Consider the following files:
holy_hand_grenade.py
def count(one, two, five='three'):
print('boom')
test_holy_hand_grenade.py
from unittest import mock
import holy_hand_grenade
def test_hand_grenade():
mock_count = mock.patch("holy_hand_grenade.count", autospec=True)
with mock_count as fake_count:
fake_count(1, 2, five=5)
# According to https://docs.python.org/3/library/unittest.mock.html#unittest.mock.Mock.call_args
# this should work
assert fake_count.call_args.kwargs['five'] == 5
According to the docs, call_args
should be:
This is either None (if the mock hasn’t been called), or the arguments that the mock was last called with. This will be in the form of a tuple: the first member, which can also be accessed through the args property, is any ordered arguments the mock was called with (or an empty tuple) and the second member, which can also be accessed through the kwargs property, is any keyword arguments (or an empty dictionary).
(emphasis mine)
But this blows up in my face, with TypeError: tuple indices must be integers or slices, not str
Um. No?
The thing I really don't understand, is that if this is a call object, which it is, because
assert isinstance(fake_count.call_args, (mock._Call,))

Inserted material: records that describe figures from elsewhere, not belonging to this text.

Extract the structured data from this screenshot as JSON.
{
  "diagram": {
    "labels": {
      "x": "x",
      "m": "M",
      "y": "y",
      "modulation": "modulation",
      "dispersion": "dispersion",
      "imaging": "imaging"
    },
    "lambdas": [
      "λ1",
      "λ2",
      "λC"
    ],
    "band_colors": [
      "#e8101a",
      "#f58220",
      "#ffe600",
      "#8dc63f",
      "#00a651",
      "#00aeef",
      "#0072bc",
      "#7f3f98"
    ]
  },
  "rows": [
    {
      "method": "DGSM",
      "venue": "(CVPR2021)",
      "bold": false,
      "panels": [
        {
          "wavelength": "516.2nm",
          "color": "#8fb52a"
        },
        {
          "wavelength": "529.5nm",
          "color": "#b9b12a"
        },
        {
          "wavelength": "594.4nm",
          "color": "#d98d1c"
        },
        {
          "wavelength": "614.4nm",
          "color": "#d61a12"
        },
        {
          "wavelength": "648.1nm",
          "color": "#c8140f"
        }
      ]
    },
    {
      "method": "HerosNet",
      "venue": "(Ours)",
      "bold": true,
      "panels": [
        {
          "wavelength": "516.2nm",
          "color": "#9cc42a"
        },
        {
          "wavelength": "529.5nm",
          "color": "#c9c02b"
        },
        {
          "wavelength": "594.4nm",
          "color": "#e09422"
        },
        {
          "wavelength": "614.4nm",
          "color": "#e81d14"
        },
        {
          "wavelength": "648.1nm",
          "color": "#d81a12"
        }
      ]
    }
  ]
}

passes, it's supposed to have kwargs and args. And it... well, it sort of does. But they appear to not actually be the correct thing:
assert isinstance(fake_count.call_args.kwargs, (mock._Call,)) #this works
assert isinstance(fake_count.call_args.kwargs, (dict,)) # doesn't work
What am I doing wrong here?
This is a feature introduced in Python 3.8 in this issue.
The 3.7 documentation does not mention it (while the newest docs do) - so you have to access the arguments by index in Python < 3.8.